Telcos and application makers will be able take advantage of the controversial exception to the new rules barring discriminatory pricing of data services, only if they don't offer the app on the internet, said a senior official of the Telecom Regulatory Authority of India (TRAI).
The official said that the moment an app was available on the internet, it would come under the purview of TRAI's last month order, which banned discriminatory pricing of data services.
The order had made an exception for data services offered over 'closed communication network', popularly called the intranet, but the official clarified that for this exemption to prevail, the app would have to be available only on the closed network and not on the internet.

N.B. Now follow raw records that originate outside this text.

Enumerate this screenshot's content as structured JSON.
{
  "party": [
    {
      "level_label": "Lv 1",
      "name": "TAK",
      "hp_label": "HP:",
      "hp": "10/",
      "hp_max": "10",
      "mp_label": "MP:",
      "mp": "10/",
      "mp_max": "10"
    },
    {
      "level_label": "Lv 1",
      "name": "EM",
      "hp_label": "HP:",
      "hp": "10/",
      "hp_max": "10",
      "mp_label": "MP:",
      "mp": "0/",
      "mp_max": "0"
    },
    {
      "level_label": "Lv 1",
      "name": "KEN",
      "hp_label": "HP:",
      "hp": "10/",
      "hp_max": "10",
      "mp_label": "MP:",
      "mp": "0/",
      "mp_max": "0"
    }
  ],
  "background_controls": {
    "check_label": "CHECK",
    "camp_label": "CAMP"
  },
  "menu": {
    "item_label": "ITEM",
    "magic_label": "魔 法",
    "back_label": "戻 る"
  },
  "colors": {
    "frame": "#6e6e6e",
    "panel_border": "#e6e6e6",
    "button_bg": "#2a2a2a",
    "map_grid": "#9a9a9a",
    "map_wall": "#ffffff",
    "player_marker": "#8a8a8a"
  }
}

The official's explanation may ease concerns over introduction of popular apps that are currently available over the internet, on closed user networks at discounted rates. But it appears to pave the way for telcos to develop and introduce dedicated apps for its customers at discounted rates on the intranet.
The regulator's position is that its order relates to discriminatory pricing of data services on the internet but does not extend to the intranet. "All content that is available on the internet falls under the new regulation, but any content that isn't on the web, wont be governed by the rule," said TRAI chairman R S Sharma last month.
Supporters of net neutrality want a more emphatic statement from the regulator ""I think the regulation of the telecom operator very clearly upholds prohibition of discriminatory data tariffs but if the regulator were to come out and clearly say this about the intranet apps, it will bring a lot more clarity," said Prasanth Sugathan of SFLC.in, a notfor-profit organisation for legal services working to protect civil liberties in the digital world.
Internet activists fear that the exemption granted to the closed group, could prompt telecom operators into offering certain content to their subscribers (a closed user group in this case) at subsidized rates and charge a higher tariff for similar apps.
Such a practice, the activists argued could in effect violate the ban order issued by the regulator as it could lead to creation of differential price layers in the market for the same content.